Закончив восемь классов, Леший поступил в железнодорожное училище, и как-то так получалось, если и встречались со Светкой, то так, мимоходом, привет, привет. Учились в параллельных классах, он в «А», Светка в «Б». Из-за значительного оттока учеников, «А» и «Б» соединили, получился просто девятый класс, без всяких букв. На минувший Международный Женский День, бывшие одноклассницы Лешего, пригласили парня на вечеринку, проводимую всем, уже десятым классом, на дому у Паши Гурина, приятеля Лешего. Пригласили уже не как бывшего одноклассника, а как музыканта, то есть без денежного взноса. Почти два года порознь, срок не малый. На вечеринке и прозрел, неожиданно.

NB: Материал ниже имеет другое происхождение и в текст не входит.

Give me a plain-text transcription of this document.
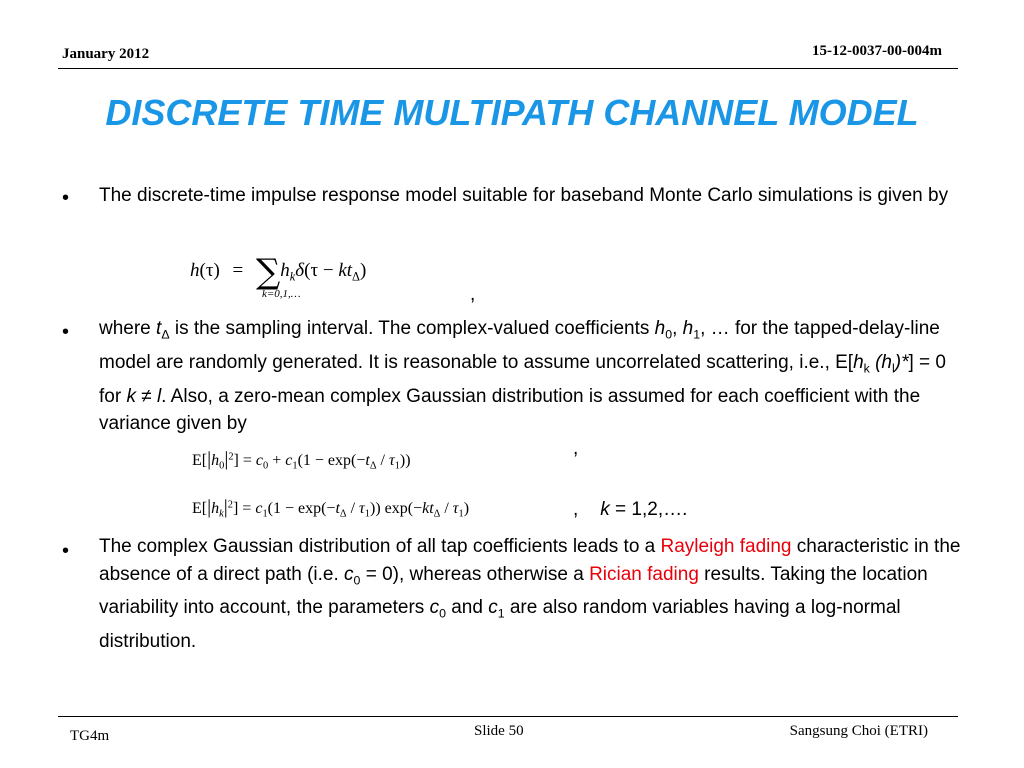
January 2012	15-12-0037-00-004m
DISCRETE TIME MULTIPATH CHANNEL MODEL
• The discrete-time impulse response model suitable for baseband Monte Carlo simulations is given by

$h(\tau) = \sum h_k\delta(\tau - kt_\Delta)$
k=0,1,…	,
• where $t_\Delta$ is the sampling interval. The complex-valued coefficients $h_0$, $h_1$, … for the tapped-delay-line model are randomly generated. It is reasonable to assume uncorrelated scattering, i.e., $E[h_k$ $(h_l)*] = 0$ for k ≠ l. Also, a zero-mean complex Gaussian distribution is assumed for each coefficient with the variance given by

$E[|h_0|^2] = c_0 + c_1(1 - \exp(-t_\Delta / \tau_1))$
,
$E[|h_k|^2] = c_1(1 - \exp(-t_\Delta / \tau_1))$ $\exp(-kt_\Delta / \tau_1)$	, k = 1,2,….
• The complex Gaussian distribution of all tap coefficients leads to a Rayleigh fading characteristic in the absence of a direct path (i.e. $c_0 = 0$), whereas otherwise a Rician fading results. Taking the location variability into account, the parameters $c_0$ and $c_1$ are also random variables having a log-normal distribution.

TG4m	Slide 50	Sangsung Choi (ETRI)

Светка, энергично жестикулируя, пытаясь перекричать многоголосый гомон, что-то втолковывала собравшимся у кухонного стола девчатам. Девушка обернулась на шум двери, вход в отапливаемую часть дома, как во многих домах Сибири, с кухни.
– О Леший, привет!– И, не дожидаясь ответа, вернулась к прежней теме,– я же вам говорю…
Чего она там говорит, Леший не слышал. С восхищенным удивлением изучал фигурку девушки. Особое умиление у парня, вызвали Светкины ножки. Маленькие ступни, такие узенькие, изящные голени формой в виде лодочек, плавно уплывающие под удлиненный, ниже колен, подол темно-зеленого платья. Да еще, и черные нейлоновые колготки! – «Вот это ножки!»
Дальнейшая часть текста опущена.